Barotrauma: High airway pressures can potentially lead to pulmonary interstitial emphysema, subcutaneous emphysema, pneumomediastinum, pneumothorax, and even pneumoperitoneum. Barotrauma correlates directly with the degree of DHI. Plateau pressures are traditionally thought to be a good indicator of the degree of DHI, and a level below 35 cm H₂O is still a widely recommended target for minimizing barotrauma. However, one study has shown that elevated end-inspiratory lung volume (the exhaled volume measured from end inspiration to the relaxation volume during a period of apnea) may be a more reliable predictor of barotrauma than are airway pressures. The most feared consequence of barotrauma is tension pneumothorax, typically characterized by a precipitous rise in airway pressures (peak and plateau), a drop in oxygen saturation, hypotension, tachycardia, unilaterally absent breath sounds and chest excursions, and possibly tracheal deviation. Tension pneumothorax is a clinical diagnosis and, if strongly suspected in a patient in unstable condition, should be treated immediately with needle thoracotomy followed by chest tube placement. Fatal air embolism may also occur because of barotrauma.

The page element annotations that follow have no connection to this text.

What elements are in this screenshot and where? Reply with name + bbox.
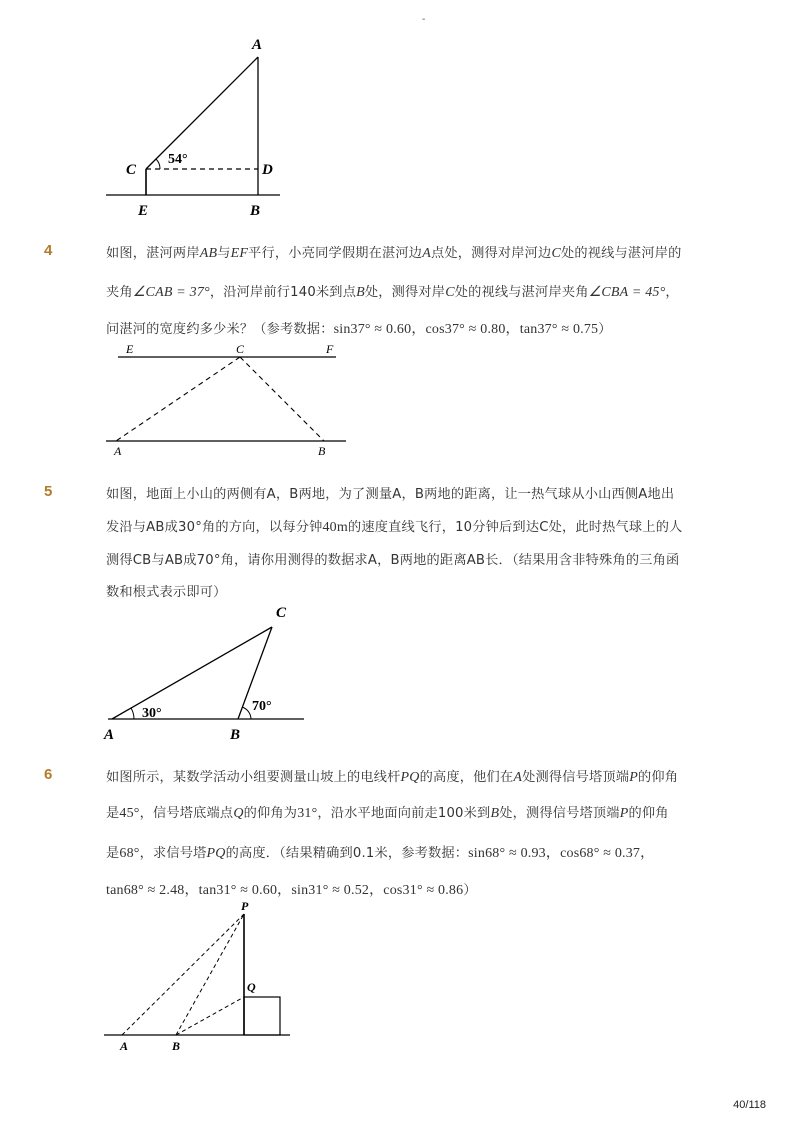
label-D: D xyxy=(262,162,273,178)
math-var: P xyxy=(629,770,638,785)
question-number-4: 4 xyxy=(44,242,53,259)
q4-line-3 xyxy=(106,318,612,338)
math-value: 40m xyxy=(322,520,348,535)
math-var: B xyxy=(356,285,365,300)
reference-data: sin37° ≈ 0.60，cos37° ≈ 0.80，tan37° ≈ 0.75 xyxy=(333,322,599,337)
q6-line-4 xyxy=(106,879,477,899)
segment-CB-dashed xyxy=(240,357,324,441)
text: 的仰角为 xyxy=(243,806,298,821)
q4-line-1 xyxy=(106,242,682,262)
question-number-5: 5 xyxy=(44,483,53,500)
building-box xyxy=(244,997,280,1035)
text: 夹角 xyxy=(106,285,133,300)
math-var: PQ xyxy=(400,770,420,785)
angle-arc xyxy=(156,159,160,169)
label-F: F xyxy=(326,342,334,356)
text: 点处，测得对岸河边 xyxy=(430,246,552,261)
text: 处测得信号塔顶端 xyxy=(522,770,630,785)
q6-line-1 xyxy=(106,766,678,786)
text: 与 xyxy=(217,246,231,261)
reference-data: tan68° ≈ 2.48，tan31° ≈ 0.60，sin31° ≈ 0.52，cos31° ≈ 0.86 xyxy=(106,883,464,898)
text: 是 xyxy=(106,806,120,821)
text: 的高度．（结果精确到0.1米，参考数据： xyxy=(225,846,469,861)
text: 的高度，他们在 xyxy=(419,770,514,785)
label-B: B xyxy=(250,203,261,219)
label-B: B xyxy=(230,727,241,743)
text: 如图所示，某数学活动小组要测量山坡上的电线杆 xyxy=(106,770,401,785)
label-E: E xyxy=(126,342,134,356)
math-var: P xyxy=(619,806,629,821)
math-var: C xyxy=(551,246,561,261)
label-P: P xyxy=(241,899,249,913)
math-var: A xyxy=(422,246,431,261)
label-B: B xyxy=(172,1039,181,1053)
label-A: A xyxy=(252,37,263,53)
label-E: E xyxy=(138,203,149,219)
math-value: 31° xyxy=(297,806,318,821)
q5-line-1: 如图，地面上小山的两侧有A，B两地，为了测量A，B两地的距离，让一热气球从小山西侧A地出 xyxy=(106,487,675,502)
math-var: Q xyxy=(233,806,244,821)
text: 是 xyxy=(106,846,120,861)
text: 平行，小亮同学假期在湛河边 xyxy=(248,246,423,261)
figure-q6 xyxy=(100,898,300,1058)
figure-q5 xyxy=(100,598,320,746)
q6-line-3 xyxy=(106,842,654,862)
q5-line-4: 数和根式表示即可） xyxy=(106,585,227,600)
text: 的速度直线飞行，10分钟后到达C处，此时热气球上的人 xyxy=(347,520,683,535)
text: ） xyxy=(463,883,477,898)
label-Q: Q xyxy=(247,980,256,994)
text: 处，测得对岸 xyxy=(364,285,446,300)
header-mark: - xyxy=(422,14,426,25)
label-C: C xyxy=(236,342,245,356)
reference-data: sin68° ≈ 0.93，cos68° ≈ 0.37， xyxy=(468,846,655,861)
math-var: C xyxy=(445,285,455,300)
sightline-BP xyxy=(176,914,244,1035)
text: 问湛河的宽度约多少米？（参考数据： xyxy=(106,322,334,337)
text: 的仰角 xyxy=(628,806,669,821)
sightline-AP xyxy=(122,914,244,1035)
math-var: PQ xyxy=(206,846,226,861)
label-angle-B: 70° xyxy=(252,699,272,714)
label-angle-A: 30° xyxy=(142,706,162,721)
math-expr: ∠CAB = 37° xyxy=(132,285,210,300)
text: ，沿河岸前行140米到点 xyxy=(209,285,357,300)
text: ， xyxy=(665,285,679,300)
text: ，沿水平地面向前走100米到 xyxy=(317,806,491,821)
q5-line-3: 测得CB与AB成70°角，请你用测得的数据求A，B两地的距离AB长．（结果用含非特殊角的三角函 xyxy=(106,553,680,568)
figure-top xyxy=(100,35,300,220)
text: 处的视线与湛河岸的 xyxy=(561,246,682,261)
segment-CA-dashed xyxy=(116,357,240,441)
label-angle: 54° xyxy=(168,152,188,167)
page-number: 40/118 xyxy=(733,1099,766,1111)
label-B: B xyxy=(318,444,326,458)
math-var: B xyxy=(490,806,500,821)
label-C: C xyxy=(126,162,137,178)
text: 的仰角 xyxy=(637,770,679,785)
text: 处的视线与湛河岸夹角 xyxy=(454,285,589,300)
math-var: EF xyxy=(230,246,249,261)
text: 发沿与AB成30°角的方向，以每分钟 xyxy=(106,520,323,535)
math-value: 68° xyxy=(119,846,140,861)
label-A: A xyxy=(114,444,122,458)
text: ） xyxy=(598,322,612,337)
text: 如图，湛河两岸 xyxy=(106,246,200,261)
angle-arc-B xyxy=(242,707,251,719)
math-var: AB xyxy=(199,246,218,261)
question-number-6: 6 xyxy=(44,766,53,783)
label-C: C xyxy=(276,605,287,621)
segment-AC xyxy=(112,627,272,719)
segment-CA xyxy=(146,57,258,169)
math-value: 45° xyxy=(119,806,140,821)
angle-arc-A xyxy=(131,708,134,719)
q4-line-2 xyxy=(106,281,679,301)
label-A: A xyxy=(120,1039,129,1053)
q5-line-2 xyxy=(106,516,682,536)
text: ，信号塔底端点 xyxy=(139,806,234,821)
text: ，求信号塔 xyxy=(139,846,207,861)
q6-line-2 xyxy=(106,802,669,822)
label-A: A xyxy=(104,727,115,743)
figure-q4 xyxy=(100,338,360,460)
text: 处，测得信号塔顶端 xyxy=(499,806,620,821)
math-expr: ∠CBA = 45° xyxy=(588,285,666,300)
math-var: A xyxy=(513,770,523,785)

Ventilator settings in asthma (Box 21-2): The best mode of ventilation is one that minimizes minute ventilation and allows for sufficient exhalation time to minimize DHI, while trying to maintain oxygen saturation > 92% (use 100% oxygen initially). This can generally be achieved with low tidal volumes of 6 to 8 mL/kg, a respiratory rate of 8 to 10 breaths/min, minimal added PEEP, and moderate inspiratory flow rates of 80 to 90 L/min. Decelerating flow waveforms may improve overall flow distribution and hence optimize gas exchange. Higher inspiratory flow rates with square waveforms allow for a shorter inspiratory time and hence, at the same respiratory rate, a longer expiratory time. It is the longer expiratory time, and not just the inspiratory-to-expiratory ratio, that is critical to limiting DHI. Lowering total minute ventilation is the most crucial goal, because a longer expiratory time and smaller burden of volume to be exhaled are what minimize DHI. Intentional hypoventilation with low minute volumes can significantly reduce the risk of DHI and barotrauma. Thus allowing for a maximum PaCO₂ of 80 mm Hg or a minimum pH of 7.20 is a safe and acceptable practice when performing ventilation in patients with severe airflow limitation. However, because an elevated PaCO₂ can increase cerebral perfusion, such use of “permissive hypercapnea” should be avoided in patients with intracranial bleeding, edema, or space-occupying brain lesions.